Photo: © Andersen Ross / Getty Images
Photo: © Andersen Ross / Getty Images
Blog post courtesy of Gretchen Rubin, author of The Happiness Project.
As preparation for my Happiness Project, I did a lot of self-examination to figure out what goals to work toward. I knew that one quality I needed to cultivate was mindfulness – that is, my open, conscious awareness in the present.
And I have been trying to be more mindful.
But it wasn’t until just yesterday, when I read this questionnaire, that I realized just how mindless I was.
This questionnaire, the "Mindful Attention Awareness Scale," appears in an interesting paper by Kirk Warren Brown and Richard M. Ryan, The Benefits of Being Present: Mindfulness and its Role in Psychological Well-Being.
I can absent-mindedly report that I answered “yes” to every single question, except #13.
Zoikes!
The more often you answer “ no,” more mindfully you live. How do you score?

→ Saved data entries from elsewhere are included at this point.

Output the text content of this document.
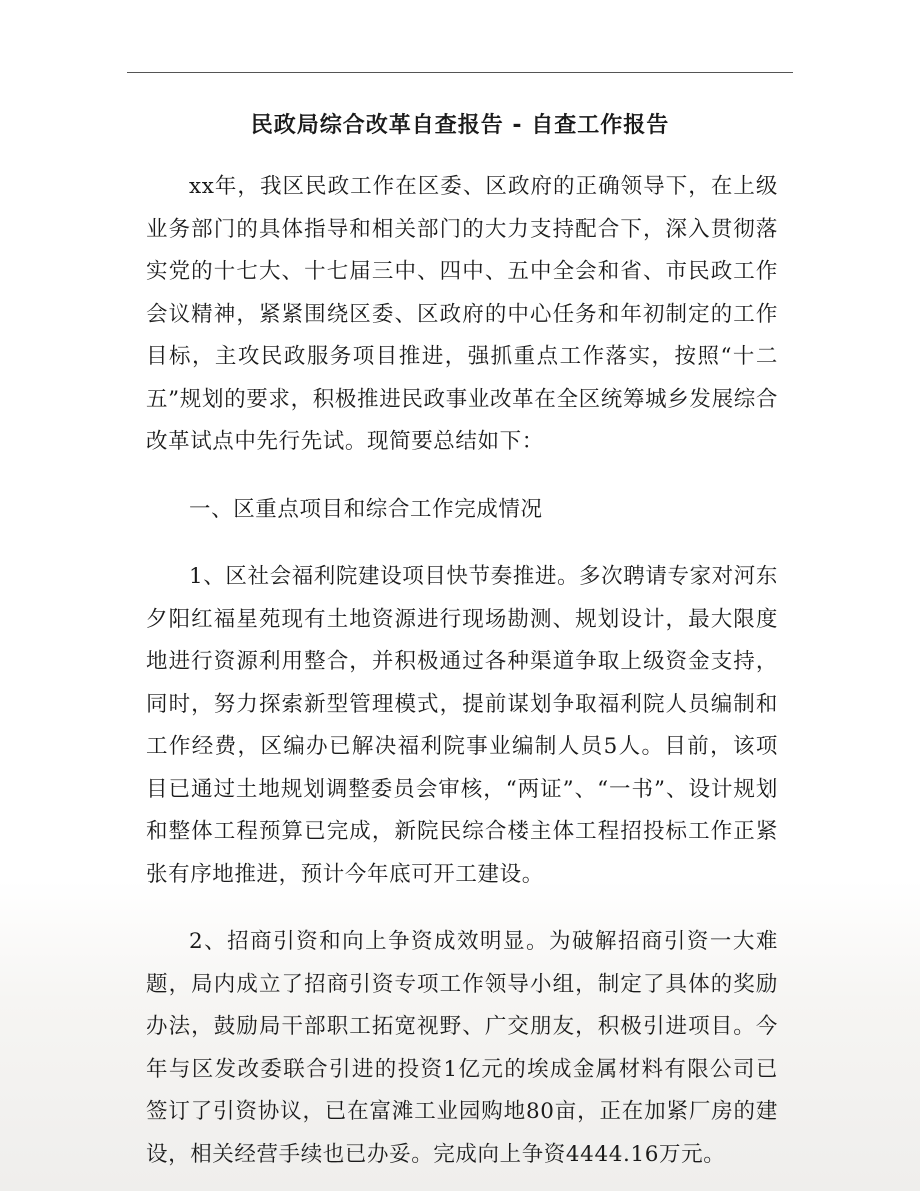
民政局综合改革自查报告 - 自查工作报告

xx年，我区民政工作在区委、区政府的正确领导下，在上级业务部门的具体指导和相关部门的大力支持配合下，深入贯彻落实党的十七大、十七届三中、四中、五中全会和省、市民政工作会议精神，紧紧围绕区委、区政府的中心任务和年初制定的工作目标，主攻民政服务项目推进，强抓重点工作落实，按照“十二五”规划的要求，积极推进民政事业改革在全区统筹城乡发展综合改革试点中先行先试。现简要总结如下：

一、区重点项目和综合工作完成情况

1、区社会福利院建设项目快节奏推进。多次聘请专家对河东夕阳红福星苑现有土地资源进行现场勘测、规划设计，最大限度地进行资源利用整合，并积极通过各种渠道争取上级资金支持，同时，努力探索新型管理模式，提前谋划争取福利院人员编制和工作经费，区编办已解决福利院事业编制人员5人。目前，该项目已通过土地规划调整委员会审核，“两证”、“一书”、设计规划和整体工程预算已完成，新院民综合楼主体工程招投标工作正紧张有序地推进，预计今年底可开工建设。

2、招商引资和向上争资成效明显。为破解招商引资一大难题，局内成立了招商引资专项工作领导小组，制定了具体的奖励办法，鼓励局干部职工拓宽视野、广交朋友，积极引进项目。今年与区发改委联合引进的投资1亿元的埃成金属材料有限公司已签订了引资协议，已在富滩工业园购地80亩，正在加紧厂房的建设，相关经营手续也已办妥。完成向上争资4444.16万元。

1. I could be experiencing some emotion and not be conscious of it until some time later.
2. I break or spill things because of carelessness, not paying
3. I find it difficult to stay focused on what’s happening in the present.

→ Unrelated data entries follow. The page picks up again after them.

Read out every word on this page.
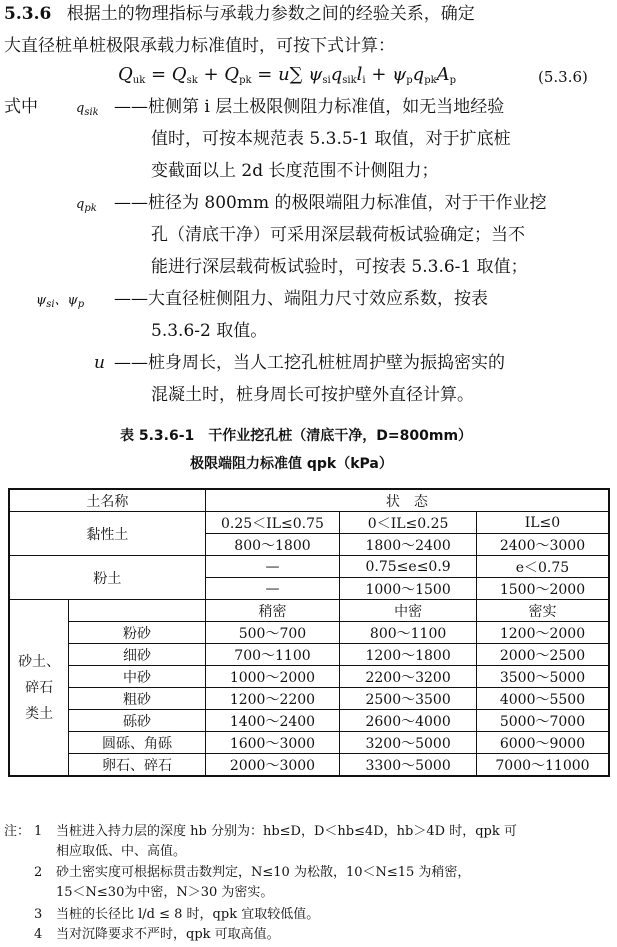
5.3.6 根据土的物理指标与承载力参数之间的经验关系，确定
大直径桩单桩极限承载力标准值时，可按下式计算：
$Q_{uk} = Q_{sk} + Q_{pk} = u\sum$ $\psi_{si}q_{sik}l_i + \psi_pq_{pk}A_p$	(5.3.6)
式中	$q_{sik}$ ——桩侧第 i 层土极限侧阻力标准值，如无当地经验
值时，可按本规范表 5.3.5-1 取值，对于扩底桩
变截面以上 2d 长度范围不计侧阻力；
$q_{pk}$ ——桩径为 800mm 的极限端阻力标准值，对于干作业挖
孔（清底干净）可采用深层载荷板试验确定；当不
能进行深层载荷板试验时，可按表 5.3.6-1 取值；
$\psi_{si}$、$\psi_p$ ——大直径桩侧阻力、端阻力尺寸效应系数，按表
5.3.6-2 取值。
u ——桩身周长，当人工挖孔桩桩周护壁为振捣密实的
混凝土时，桩身周长可按护壁外直径计算。
表 5.3.6-1　干作业挖孔桩（清底干净，D=800mm）
极限端阻力标准值 qpk（kPa）
土名称		状　态		
黏性土		0.25＜IL≤0.75	0＜IL≤0.25	IL≤0
		800～1800	1800～2400	2400～3000
粉土		—	0.75≤e≤0.9	e＜0.75
		—	1000～1500	1500～2000
砂土、
碎石
类土		稍密	中密	密实
	粉砂	500～700	800～1100	1200～2000
	细砂	700～1100	1200～1800	2000～2500
	中砂	1000～2000	2200～3200	3500～5000
	粗砂	1200～2200	2500～3500	4000～5500
	砾砂	1400～2400	2600～4000	5000～7000
	圆砾、角砾	1600～3000	3200～5000	6000～9000
	卵石、碎石	2000～3000	3300～5000	7000～11000
注： 1 当桩进入持力层的深度 hb 分别为：hb≤D，D＜hb≤4D，hb＞4D 时，qpk 可
相应取低、中、高值。
2 砂土密实度可根据标贯击数判定，N≤10 为松散，10＜N≤15 为稍密，
15＜N≤30为中密，N＞30 为密实。
3 当桩的长径比 l/d ≤ 8 时，qpk 宜取较低值。
4 当对沉降要求不严时，qpk 可取高值。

4. I tend to walk quickly to get where I’m going without paying attention to what I experience along the way.
5. I tend not to notice feelings of physical tension or discomfort until they really grab my attention.
6. I forget a person’s name almost as soon as I’ve been told it for the first time.

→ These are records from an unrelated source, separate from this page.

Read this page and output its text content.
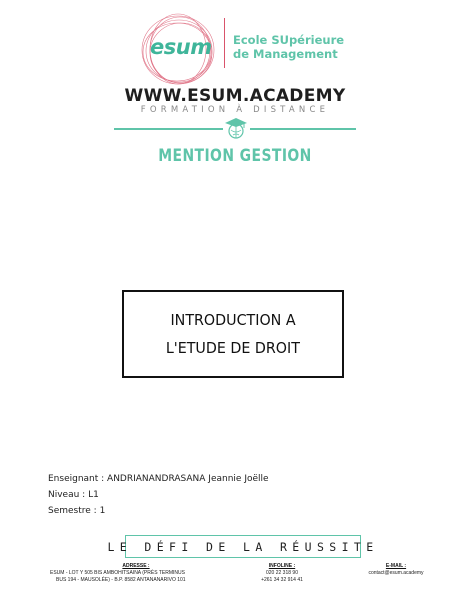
esum Ecole SUpérieure
de Management
WWW.ESUM.ACADEMY
FORMATION À DISTANCE
MENTION GESTION
INTRODUCTION A
L'ETUDE DE DROIT
Enseignant : ANDRIANANDRASANA Jeannie Joëlle
Niveau : L1
Semestre : 1
LE DÉFI DE LA RÉUSSITE
ADRESSE :
ESUM - LOT Y 505 BIS AMBOHITSAINA (PRÈS TERMINUS
BUS 194 - MAUSOLÉE) - B.P. 8582 ANTANANARIVO 101
INFOLINE :
020 22 318 90
+261 34 32 914 41
E-MAIL :
contact@esum.academy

7. It seems I am “running on automatic” without much awareness of what I’m doing.
8. I rush through activities without being really attentive to them.
9. I get so focused on the goal I want to achieve that I lose touch with what I am doing right now to get there.
10. I do jobs or tasks automatically, without being aware of what I’m doing.
11. I find myself listening to someone with one ear, doing something else at the same time.
12. I drive places on “automatic pilot” and then wonder why I went there.
13. I find myself preoccupied with the future or the past.
14. I find myself doing things without paying attention.
15. I snack without being aware that I’m eating.
Mindfulness can bring many benefits. It brings clarity and vividness to present experience. It may help people end unhealthy habits and patterns. It can enhance a sense of well-being and calm troubled spirits.
This questionnaire is also useful because its questions suggest specific areas for improvement. I’m going to try to walk more mindfully; eat more mindfully; listen more single-mindedly; and not multi-task.
My Resolutions Chart will need an update!
I was looking for a particular Louis Armstrong quotation about jazz, and I found this terrific site, Out of the Way, dedicated to jazz quotations. I spent a blissful twenty minutes mindfully enjoying it.